Au cœur de cette stratégie figure le programme « Villes sans bidonvilles », relancé avec l’objectif d’améliorer les conditions de vie de près de 62 000 familles. L’ambition affichée est claire : éliminer l’habitat précaire et garantir un logement stable aux ménages à revenus modestes, dans une logique de dignité et de stabilité à long terme.
Pour appuyer cette orientation, les services du ministère ont procédé à la mise à jour d’une base de données nationale couvrant environ 120 000 familles à travers différentes villes. Cet outil permet, selon Benbrahim, d’adapter les interventions aux réalités locales et d’éviter les approches uniformes qui ont freiné l’efficacité de certaines politiques antérieures.

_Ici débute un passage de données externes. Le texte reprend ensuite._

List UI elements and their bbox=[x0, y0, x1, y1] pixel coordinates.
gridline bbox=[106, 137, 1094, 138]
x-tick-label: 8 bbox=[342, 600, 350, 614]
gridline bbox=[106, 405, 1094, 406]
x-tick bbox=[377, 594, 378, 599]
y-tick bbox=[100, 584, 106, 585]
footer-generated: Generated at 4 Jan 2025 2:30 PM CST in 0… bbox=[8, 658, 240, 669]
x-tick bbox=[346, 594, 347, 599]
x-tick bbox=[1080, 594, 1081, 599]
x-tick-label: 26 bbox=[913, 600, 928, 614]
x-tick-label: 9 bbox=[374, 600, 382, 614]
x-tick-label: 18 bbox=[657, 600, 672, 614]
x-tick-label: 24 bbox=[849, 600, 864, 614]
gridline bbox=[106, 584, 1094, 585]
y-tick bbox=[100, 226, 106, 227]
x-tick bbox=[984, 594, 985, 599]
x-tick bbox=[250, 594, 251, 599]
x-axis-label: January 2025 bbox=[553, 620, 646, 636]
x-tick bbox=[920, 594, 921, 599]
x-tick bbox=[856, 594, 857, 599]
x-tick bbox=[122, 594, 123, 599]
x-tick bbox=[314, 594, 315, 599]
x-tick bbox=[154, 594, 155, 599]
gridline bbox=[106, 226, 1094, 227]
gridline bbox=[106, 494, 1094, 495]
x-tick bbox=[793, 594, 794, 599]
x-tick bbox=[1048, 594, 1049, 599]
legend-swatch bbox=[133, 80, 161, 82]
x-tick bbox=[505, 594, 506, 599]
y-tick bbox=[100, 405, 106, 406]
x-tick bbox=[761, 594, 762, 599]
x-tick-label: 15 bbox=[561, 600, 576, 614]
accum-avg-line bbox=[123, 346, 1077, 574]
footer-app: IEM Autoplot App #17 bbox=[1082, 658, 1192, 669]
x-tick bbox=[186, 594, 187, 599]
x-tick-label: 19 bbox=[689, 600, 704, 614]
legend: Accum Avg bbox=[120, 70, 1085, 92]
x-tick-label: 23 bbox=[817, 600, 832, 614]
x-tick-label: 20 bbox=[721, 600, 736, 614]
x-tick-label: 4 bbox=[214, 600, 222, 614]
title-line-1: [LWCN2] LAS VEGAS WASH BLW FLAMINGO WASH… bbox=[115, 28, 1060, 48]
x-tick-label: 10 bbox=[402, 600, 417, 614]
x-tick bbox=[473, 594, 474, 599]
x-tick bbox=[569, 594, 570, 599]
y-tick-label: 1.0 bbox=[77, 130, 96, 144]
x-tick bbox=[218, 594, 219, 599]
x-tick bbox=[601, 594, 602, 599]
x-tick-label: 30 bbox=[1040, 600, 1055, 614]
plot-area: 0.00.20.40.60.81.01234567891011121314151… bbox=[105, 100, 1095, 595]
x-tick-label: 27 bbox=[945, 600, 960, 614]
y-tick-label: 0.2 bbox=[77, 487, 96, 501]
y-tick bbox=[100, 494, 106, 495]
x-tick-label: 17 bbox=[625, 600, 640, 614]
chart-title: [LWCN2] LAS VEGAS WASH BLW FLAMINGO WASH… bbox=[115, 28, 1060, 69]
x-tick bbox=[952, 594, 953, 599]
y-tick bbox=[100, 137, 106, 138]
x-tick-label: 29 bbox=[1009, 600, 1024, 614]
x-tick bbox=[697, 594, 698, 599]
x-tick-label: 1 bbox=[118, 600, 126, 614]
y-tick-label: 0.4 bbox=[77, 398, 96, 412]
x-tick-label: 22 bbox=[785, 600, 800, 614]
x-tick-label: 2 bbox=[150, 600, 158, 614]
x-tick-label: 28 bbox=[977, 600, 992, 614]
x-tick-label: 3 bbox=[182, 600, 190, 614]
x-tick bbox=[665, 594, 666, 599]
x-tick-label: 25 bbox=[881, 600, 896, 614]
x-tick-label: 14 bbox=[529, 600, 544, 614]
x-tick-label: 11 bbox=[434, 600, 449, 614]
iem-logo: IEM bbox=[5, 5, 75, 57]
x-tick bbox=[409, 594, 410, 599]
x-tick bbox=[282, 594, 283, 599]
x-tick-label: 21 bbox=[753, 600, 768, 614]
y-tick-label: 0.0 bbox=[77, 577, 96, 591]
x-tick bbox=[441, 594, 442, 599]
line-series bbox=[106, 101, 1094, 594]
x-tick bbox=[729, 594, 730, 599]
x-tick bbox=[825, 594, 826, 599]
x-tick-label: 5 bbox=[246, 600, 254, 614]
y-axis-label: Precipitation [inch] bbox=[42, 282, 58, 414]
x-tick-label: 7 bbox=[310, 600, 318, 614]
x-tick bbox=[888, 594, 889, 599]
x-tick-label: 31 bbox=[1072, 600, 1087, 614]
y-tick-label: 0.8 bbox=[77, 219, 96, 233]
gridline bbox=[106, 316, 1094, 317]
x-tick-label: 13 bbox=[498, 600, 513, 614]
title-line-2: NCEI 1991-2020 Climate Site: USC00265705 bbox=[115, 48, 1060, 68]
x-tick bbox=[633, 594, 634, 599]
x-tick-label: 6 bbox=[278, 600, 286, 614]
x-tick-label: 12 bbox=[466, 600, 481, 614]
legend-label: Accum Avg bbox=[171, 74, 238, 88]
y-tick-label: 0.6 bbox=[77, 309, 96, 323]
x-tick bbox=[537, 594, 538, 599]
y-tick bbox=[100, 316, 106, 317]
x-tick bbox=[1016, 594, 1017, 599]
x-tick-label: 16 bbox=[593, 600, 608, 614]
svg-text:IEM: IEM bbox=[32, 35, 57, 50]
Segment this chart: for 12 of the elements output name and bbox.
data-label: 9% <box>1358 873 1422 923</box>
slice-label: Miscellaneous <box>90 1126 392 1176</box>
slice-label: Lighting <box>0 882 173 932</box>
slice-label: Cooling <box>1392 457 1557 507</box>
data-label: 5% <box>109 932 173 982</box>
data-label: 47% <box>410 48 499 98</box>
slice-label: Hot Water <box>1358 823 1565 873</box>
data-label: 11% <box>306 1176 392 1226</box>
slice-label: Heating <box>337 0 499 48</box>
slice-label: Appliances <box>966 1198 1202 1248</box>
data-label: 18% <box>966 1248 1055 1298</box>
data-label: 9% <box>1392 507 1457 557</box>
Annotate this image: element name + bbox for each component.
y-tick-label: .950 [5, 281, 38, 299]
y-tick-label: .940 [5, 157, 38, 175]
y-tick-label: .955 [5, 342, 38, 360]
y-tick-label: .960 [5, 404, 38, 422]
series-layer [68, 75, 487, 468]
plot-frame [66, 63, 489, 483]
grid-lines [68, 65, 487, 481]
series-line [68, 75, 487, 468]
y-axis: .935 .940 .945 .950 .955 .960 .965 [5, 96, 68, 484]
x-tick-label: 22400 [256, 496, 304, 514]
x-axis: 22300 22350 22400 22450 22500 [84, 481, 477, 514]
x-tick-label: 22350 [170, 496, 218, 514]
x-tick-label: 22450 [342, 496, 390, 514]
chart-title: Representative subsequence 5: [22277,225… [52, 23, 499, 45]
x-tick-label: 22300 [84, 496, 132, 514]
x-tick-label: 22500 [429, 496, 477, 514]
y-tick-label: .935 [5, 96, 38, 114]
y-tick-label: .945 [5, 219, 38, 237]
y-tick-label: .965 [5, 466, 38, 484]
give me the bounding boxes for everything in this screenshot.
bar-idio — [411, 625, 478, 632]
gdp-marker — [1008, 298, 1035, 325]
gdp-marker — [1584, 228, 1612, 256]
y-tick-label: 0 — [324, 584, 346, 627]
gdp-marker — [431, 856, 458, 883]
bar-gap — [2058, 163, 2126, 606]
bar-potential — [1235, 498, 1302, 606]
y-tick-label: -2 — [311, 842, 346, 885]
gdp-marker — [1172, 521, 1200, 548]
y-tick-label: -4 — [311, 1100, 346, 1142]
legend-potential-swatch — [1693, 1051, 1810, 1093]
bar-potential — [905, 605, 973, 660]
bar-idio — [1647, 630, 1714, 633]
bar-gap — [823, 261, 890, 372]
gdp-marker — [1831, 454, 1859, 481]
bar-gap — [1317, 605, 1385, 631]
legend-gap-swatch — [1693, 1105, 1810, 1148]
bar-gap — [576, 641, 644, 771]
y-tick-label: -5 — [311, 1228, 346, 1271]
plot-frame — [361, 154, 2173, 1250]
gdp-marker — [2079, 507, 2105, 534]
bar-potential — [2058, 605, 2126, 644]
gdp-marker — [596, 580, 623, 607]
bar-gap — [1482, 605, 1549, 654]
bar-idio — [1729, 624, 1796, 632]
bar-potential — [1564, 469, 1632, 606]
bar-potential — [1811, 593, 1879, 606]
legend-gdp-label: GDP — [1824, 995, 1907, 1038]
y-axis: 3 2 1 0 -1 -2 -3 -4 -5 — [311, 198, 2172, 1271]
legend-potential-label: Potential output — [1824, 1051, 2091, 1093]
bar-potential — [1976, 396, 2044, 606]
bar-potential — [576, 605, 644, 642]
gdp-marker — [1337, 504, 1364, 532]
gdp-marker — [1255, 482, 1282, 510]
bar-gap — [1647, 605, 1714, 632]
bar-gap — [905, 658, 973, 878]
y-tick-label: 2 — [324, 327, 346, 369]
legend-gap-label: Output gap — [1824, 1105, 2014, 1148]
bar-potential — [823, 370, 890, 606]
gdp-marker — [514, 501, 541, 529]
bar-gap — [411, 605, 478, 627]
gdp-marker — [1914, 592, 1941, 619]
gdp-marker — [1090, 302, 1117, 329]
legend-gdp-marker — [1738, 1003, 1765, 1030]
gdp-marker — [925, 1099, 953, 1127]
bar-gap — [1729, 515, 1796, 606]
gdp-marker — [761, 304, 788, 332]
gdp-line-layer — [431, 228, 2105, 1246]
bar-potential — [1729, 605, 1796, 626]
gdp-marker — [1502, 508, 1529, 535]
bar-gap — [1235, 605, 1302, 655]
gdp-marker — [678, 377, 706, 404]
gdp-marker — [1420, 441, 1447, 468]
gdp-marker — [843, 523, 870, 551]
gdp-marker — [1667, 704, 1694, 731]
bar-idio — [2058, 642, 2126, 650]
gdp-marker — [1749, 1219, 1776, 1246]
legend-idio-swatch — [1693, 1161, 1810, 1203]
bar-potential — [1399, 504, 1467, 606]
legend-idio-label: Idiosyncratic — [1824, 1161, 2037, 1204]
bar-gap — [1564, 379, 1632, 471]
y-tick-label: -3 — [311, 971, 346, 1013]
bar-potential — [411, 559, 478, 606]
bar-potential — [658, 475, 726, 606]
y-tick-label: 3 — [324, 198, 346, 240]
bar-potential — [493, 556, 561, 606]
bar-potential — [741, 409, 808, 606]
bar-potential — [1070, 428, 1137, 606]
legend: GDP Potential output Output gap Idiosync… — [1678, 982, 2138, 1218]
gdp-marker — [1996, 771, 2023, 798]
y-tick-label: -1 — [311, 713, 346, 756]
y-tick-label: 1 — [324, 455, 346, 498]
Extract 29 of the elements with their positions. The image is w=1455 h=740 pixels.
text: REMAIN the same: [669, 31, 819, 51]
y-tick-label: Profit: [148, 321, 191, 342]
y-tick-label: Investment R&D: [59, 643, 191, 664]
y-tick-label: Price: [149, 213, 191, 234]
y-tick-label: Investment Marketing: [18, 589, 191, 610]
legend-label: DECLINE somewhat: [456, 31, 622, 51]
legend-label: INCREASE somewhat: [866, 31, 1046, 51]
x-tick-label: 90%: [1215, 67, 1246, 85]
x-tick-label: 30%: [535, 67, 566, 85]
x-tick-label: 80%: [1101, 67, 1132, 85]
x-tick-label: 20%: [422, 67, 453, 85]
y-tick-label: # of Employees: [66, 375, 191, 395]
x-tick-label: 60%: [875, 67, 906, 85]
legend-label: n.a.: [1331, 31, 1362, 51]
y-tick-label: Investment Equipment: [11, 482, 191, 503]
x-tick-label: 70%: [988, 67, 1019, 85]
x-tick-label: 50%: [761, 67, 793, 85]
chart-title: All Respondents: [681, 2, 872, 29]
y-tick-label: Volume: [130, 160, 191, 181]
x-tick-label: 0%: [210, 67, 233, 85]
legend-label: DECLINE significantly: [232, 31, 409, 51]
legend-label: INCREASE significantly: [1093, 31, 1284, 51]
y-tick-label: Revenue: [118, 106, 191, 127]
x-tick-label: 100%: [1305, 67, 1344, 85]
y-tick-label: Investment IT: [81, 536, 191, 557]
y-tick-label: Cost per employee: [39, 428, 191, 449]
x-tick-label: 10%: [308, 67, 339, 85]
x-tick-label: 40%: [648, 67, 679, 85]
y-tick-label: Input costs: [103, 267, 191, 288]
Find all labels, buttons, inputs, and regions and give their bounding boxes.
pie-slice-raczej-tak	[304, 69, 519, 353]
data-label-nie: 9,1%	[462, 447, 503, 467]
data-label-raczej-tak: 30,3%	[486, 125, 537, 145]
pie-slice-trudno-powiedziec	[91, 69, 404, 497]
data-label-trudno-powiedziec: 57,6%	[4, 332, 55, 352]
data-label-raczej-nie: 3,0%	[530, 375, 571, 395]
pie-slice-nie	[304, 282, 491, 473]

La réussite du programme repose également sur l’implication du secteur privé et des promoteurs immobiliers. Le gouvernement mise sur ces partenariats pour renforcer l’offre de logements à prix abordables et réduire le déséquilibre persistant entre l’offre et la demande, particulièrement marqué dans les grandes agglomérations.
Conscient des tensions sur le marché, Adib Benbrahim reconnaît que la hausse des prix de l’immobilier et des loyers résulte de plusieurs facteurs : pression de la demande, rareté de l’offre, poids de l’investissement locatif et essor de la location de courte durée. Face à cette situation, une nouvelle étude sur le logement locatif est en cours, avec pour objectif de proposer une formule permettant de réduire les loyers d’environ 20 %. Le dispositif envisagé inclurait la possibilité de déduire une partie des loyers versés du prix d’acquisition futur du logement.
Enfin, le responsable gouvernemental assure que des mécanismes stricts de suivi et de contrôle ont été mis en place afin d’éviter toute réapparition de l’habitat insalubre. Le programme devrait se poursuivre jusqu’à fin 2028, avec la perspective d’atteindre certains objectifs dès 2027.
À travers cette feuille de route, Benbrahim engage sa crédibilité politique sur un dossier social majeur, où les résultats seront jugés non pas à l’aune des annonces, mais à celle du nombre de familles effectivement relogées dans des conditions décentes.